Le bruit du monde est une toute récente maison d’édition, installée à Marseille en 2021, tournée largement vers les littératures étrangères mais aussi « les voix francophones d’importance internationale », selon ses propres dires.
La publication du roman de Christian Astolfi, De notre monde emporté, en 2022, laisse le lecteur, la lectrice bien perplexes quant à la puissance de son propos et la qualité de son écriture interroge. Il y a d’abord comme une logique régionale dans l’édition d’un tel livre ; en effet l’action se déroule à La Seyne-sur-Mer. Il s’agit de décrire la fin des Chantiers-Navals qui ont marqué l’histoire industrielle de ce port méditerranéen, proche de Toulon.
On pourrait espérer découvrir un imaginaire incandescent autour de ce monde de la construction navale ; un lien poétique aussi avec la mer et les gestes des hommes à l’oeuvre. Leur lutte face à l’adversité aurait pu donné lieu à une écriture pleine d’un souffle épique et contemporain.
Astolfi n’est sûrement ni le Zola de Germinal, ni le Chaplin des Temps Modernes... Pourtant, Astolfi a déjà écrit, et c’était son premier roman en 2007, sur l’univers d’un port du sud et ses chantiers et du danger de l’amiante déjà : Les tambours de pierre.
Mais son texte est élaboré à partir d’une très rapide analepse qui va de 2015 à 1972 et qui se développe, en remontant la chronologie, selon les années qui jalonnent le destin des hommes des Chantiers telles les années 80 marquées à la fois par l’arrivée au pouvoir de la gauche et le déclin inéluctable des Chantiers devenus la NORMED. Epoque de toutes les désillusions sociales et politiques.
Les personnages fictifs donnent corps à ce récit : un narrateur, Narval, et ses compagnons de travail, tous portant un surnom (Mangefer, Filoche, Cochise, Barbe…) et donnant lieu de manière répétitive à un court portait se croisent. Une amoureuse infirmière aussi, Louise, des parents pour la dimension intime.
L’auteur fait se succéder de courts chapitres aux phrases pour la plupart fondées sur des indépendantes très scolaires : Un soleil levé tôt barre l’horizon. Nous sommes plusieurs milliers rassemblés devant la porte des Chantiers.(p. 74). Le texte rédigé majoritairement au présent de l’indicatif perd en force : les lecteurs éprouvent comme une indifférence vis-à vis de ces ouvriers dont l’univers s’écroule et c’est tout de même un comble !

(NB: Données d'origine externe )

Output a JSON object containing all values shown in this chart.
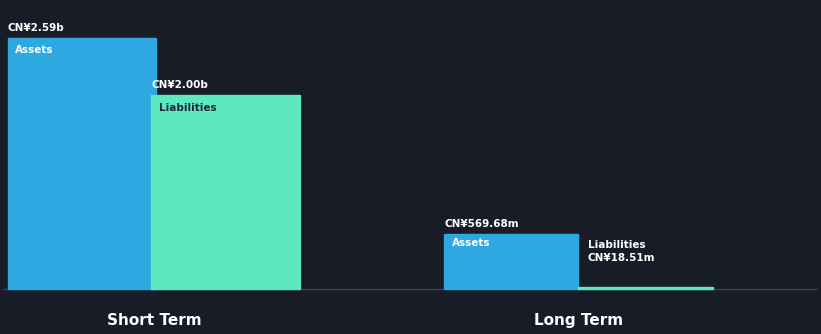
{
  "background_color": "#181c27",
  "short_term_assets": 2.59,
  "short_term_liabilities": 2.0,
  "long_term_assets": 0.56968,
  "long_term_liabilities": 0.01851,
  "short_term_assets_label": "CN¥2.59b",
  "short_term_liabilities_label": "CN¥2.00b",
  "long_term_assets_label": "CN¥569.68m",
  "long_term_liabilities_label": "CN¥18.51m",
  "assets_color": "#2da8e0",
  "liabilities_color": "#5de8c0",
  "text_color": "#ffffff",
  "dark_text_color": "#1e2535",
  "label_assets": "Assets",
  "label_liabilities": "Liabilities",
  "short_term_x_label": "Short Term",
  "long_term_x_label": "Long Term",
  "baseline_color": "#3a4055"
}
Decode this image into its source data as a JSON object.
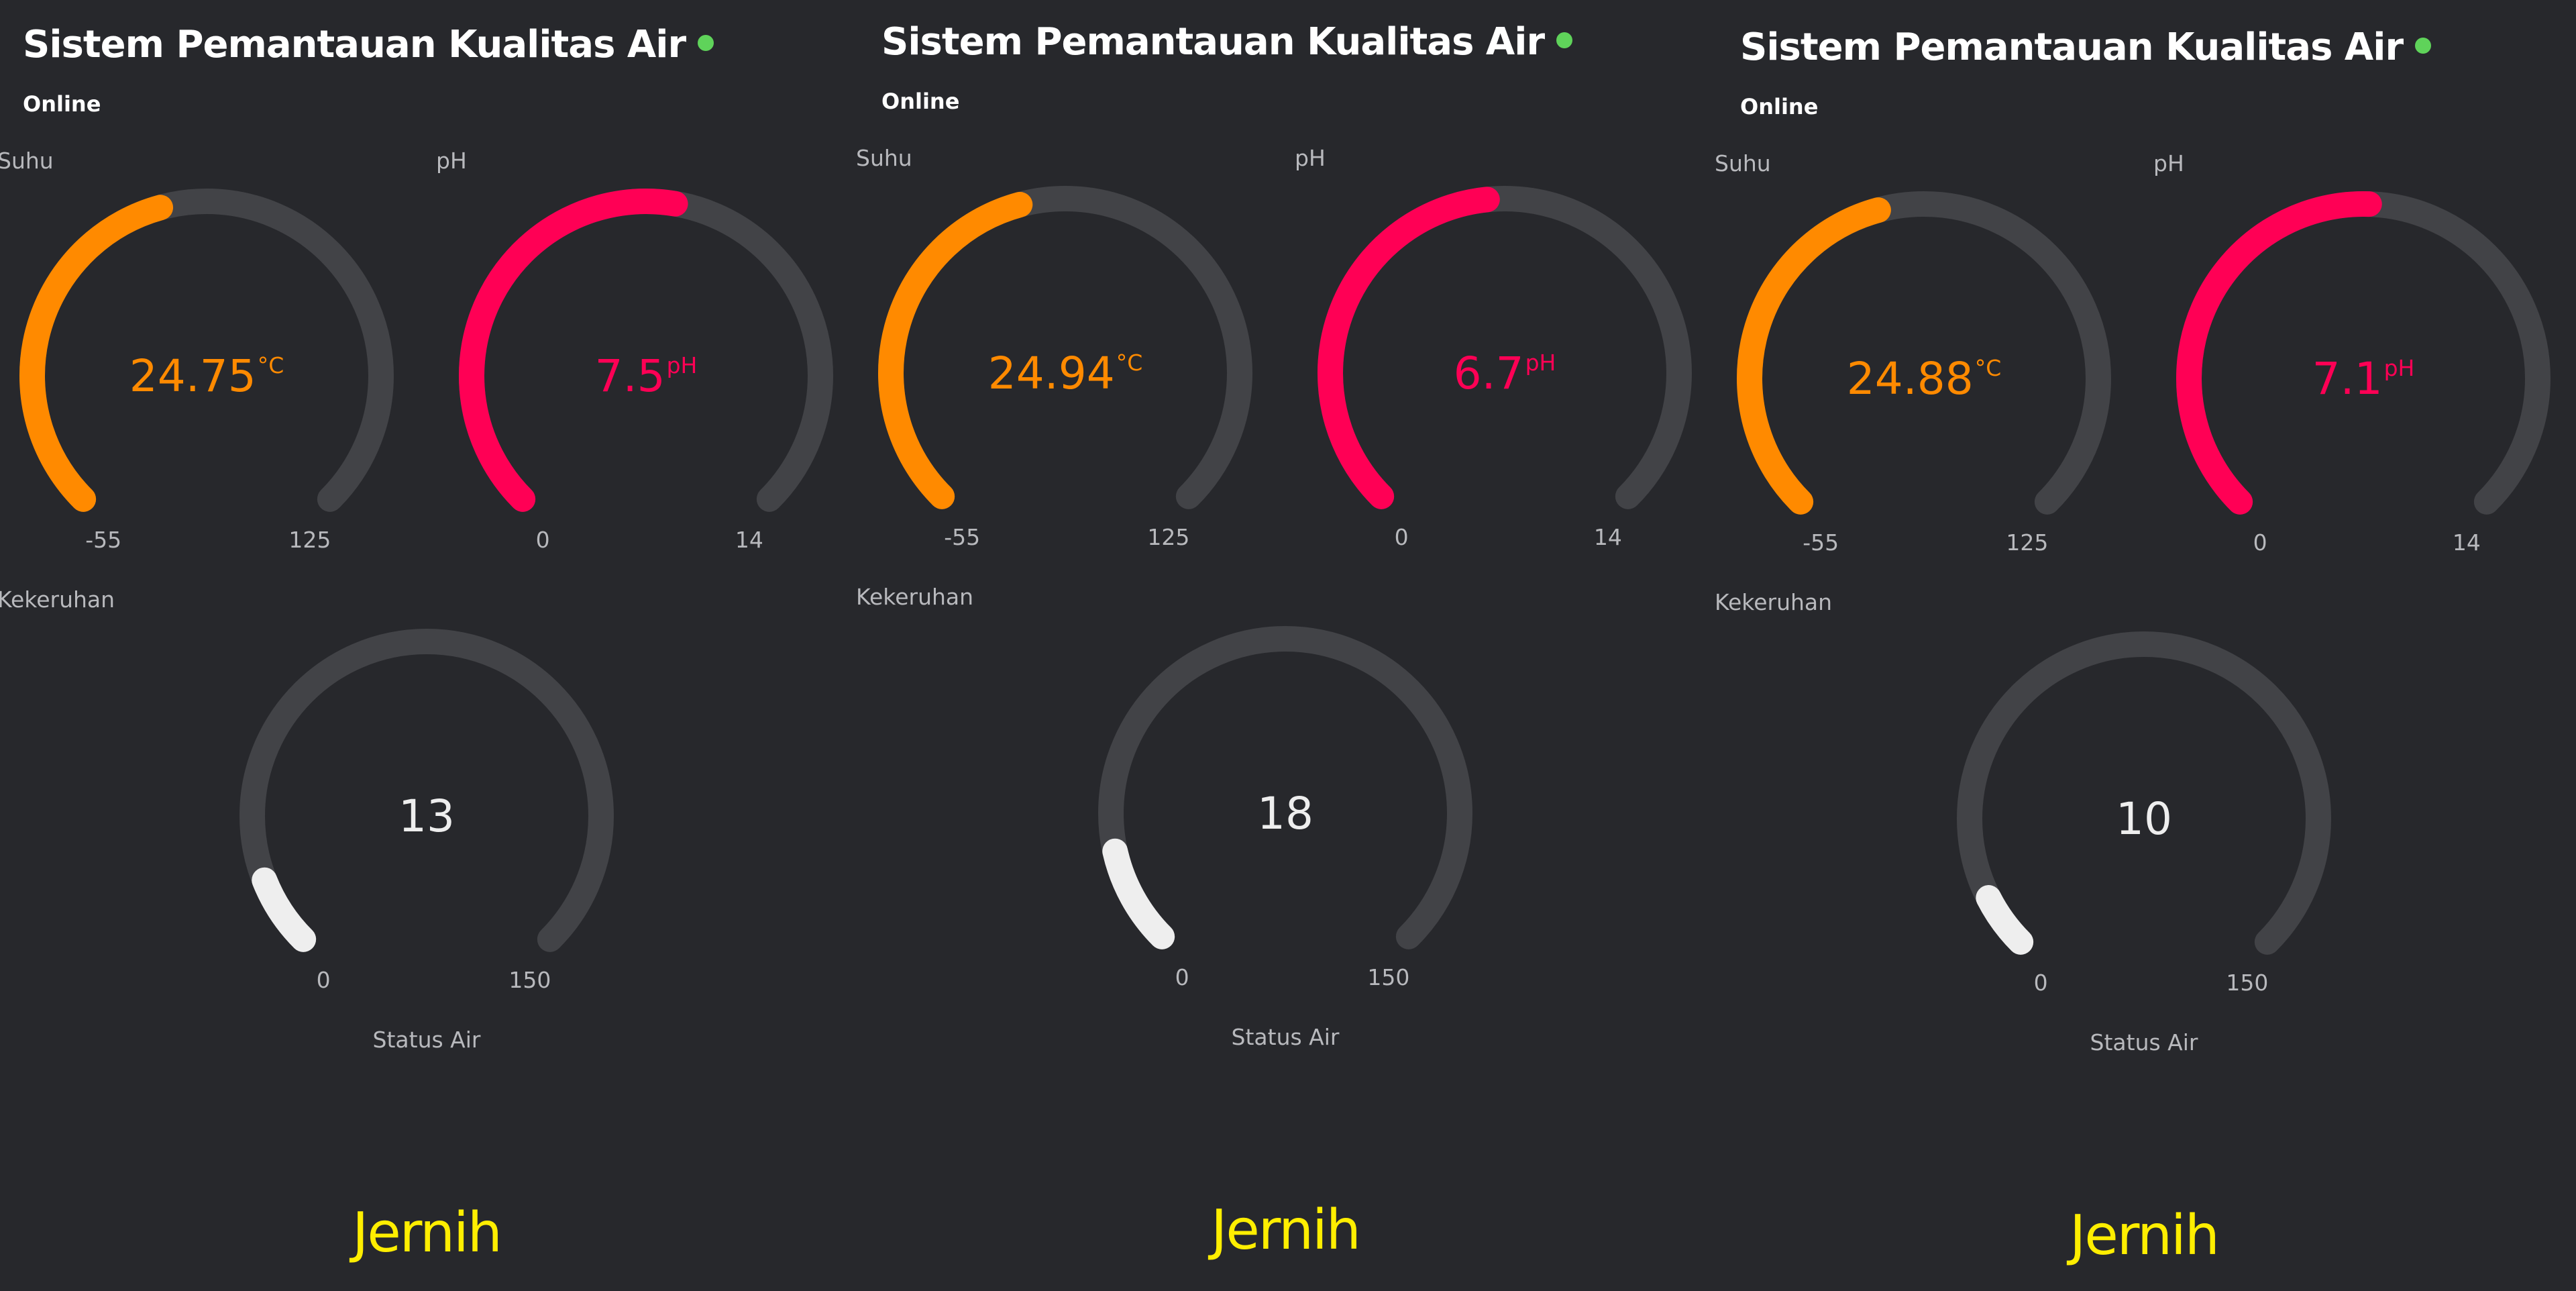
{
  "colors": {
    "background": "#27282c",
    "track": "#424347",
    "temperature": "#ff8a00",
    "ph": "#ff0055",
    "turbidity": "#eeeeee",
    "online_dot": "#5fd35a",
    "water_status": "#ffee00"
  },
  "gauge_sweep_degrees": 270,
  "panels": [
    {
      "title": "Sistem Pemantauan Kualitas Air",
      "status": "Online",
      "temperature": {
        "label": "Suhu",
        "value": 24.75,
        "display": "24.75",
        "unit": "°C",
        "min": -55,
        "max": 125,
        "min_label": "-55",
        "max_label": "125"
      },
      "ph": {
        "label": "pH",
        "value": 7.5,
        "display": "7.5",
        "unit": "pH",
        "min": 0,
        "max": 14,
        "min_label": "0",
        "max_label": "14"
      },
      "turbidity": {
        "label": "Kekeruhan",
        "value": 13,
        "display": "13",
        "unit": "",
        "min": 0,
        "max": 150,
        "min_label": "0",
        "max_label": "150"
      },
      "water_status": {
        "label": "Status Air",
        "value": "Jernih"
      }
    },
    {
      "title": "Sistem Pemantauan Kualitas Air",
      "status": "Online",
      "temperature": {
        "label": "Suhu",
        "value": 24.94,
        "display": "24.94",
        "unit": "°C",
        "min": -55,
        "max": 125,
        "min_label": "-55",
        "max_label": "125"
      },
      "ph": {
        "label": "pH",
        "value": 6.7,
        "display": "6.7",
        "unit": "pH",
        "min": 0,
        "max": 14,
        "min_label": "0",
        "max_label": "14"
      },
      "turbidity": {
        "label": "Kekeruhan",
        "value": 18,
        "display": "18",
        "unit": "",
        "min": 0,
        "max": 150,
        "min_label": "0",
        "max_label": "150"
      },
      "water_status": {
        "label": "Status Air",
        "value": "Jernih"
      }
    },
    {
      "title": "Sistem Pemantauan Kualitas Air",
      "status": "Online",
      "temperature": {
        "label": "Suhu",
        "value": 24.88,
        "display": "24.88",
        "unit": "°C",
        "min": -55,
        "max": 125,
        "min_label": "-55",
        "max_label": "125"
      },
      "ph": {
        "label": "pH",
        "value": 7.1,
        "display": "7.1",
        "unit": "pH",
        "min": 0,
        "max": 14,
        "min_label": "0",
        "max_label": "14"
      },
      "turbidity": {
        "label": "Kekeruhan",
        "value": 10,
        "display": "10",
        "unit": "",
        "min": 0,
        "max": 150,
        "min_label": "0",
        "max_label": "150"
      },
      "water_status": {
        "label": "Status Air",
        "value": "Jernih"
      }
    }
  ]
}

D’ailleurs, vers la fin du roman, Narval dira à un jeune photographe, Saviani, qu’il lui « relate le vécu » tandis que ce dernier prend des clichés de lui sur l’ancien site des Chantiers. Narval ajoute encore : j’étais le scénariste, le metteur en scène, le monteur projectionniste. J’étais le narrateur, le témoin, le personnage principal. J’étais la voix off.” (p 163). Curieuse confusion entre le langage cinématographique et l’entreprise littéraire.
La deuxième partie du roman marque cependant un tournant : le temps du départ de Louise, le temps de la mort du père, le temps de l’Amiante maléfique qui tue les hommes, plus ou moins vite et celui du passage à l’écriture pour Narval comme si l’Age d’or des Chantiers n’avait pas pu faire surgir littérairement une veine éclatante.
Carnet noirci tel un double fictif du roman lui-même mais presque silencieux dans l’absence ou presque de citations. On n’en entend rapidement plus parler dans le texte.
Une citation du début de L’éloge de la paresse de Paul Lafargue met en lumière le quasi suicide du monde ouvrier qui court à sa perte à force d’aimer son dur labeur, de lui sacrifier sa vie. Comme il serait magnifique d’écrire un roman digne de cela par la puissance, la violence des mots.
Mais Christian Astolfi écrit bien sagement à la manière d’un gentil réalisateur de téléfilm.
Dommage. Le bruit du monde est une fureur, une colère et pas une vaine nostalgie.
marie du crest
Christian Astolfi, De notre monde emporté, Le bruit du monde, 2022, 187 p. - 19,00 €.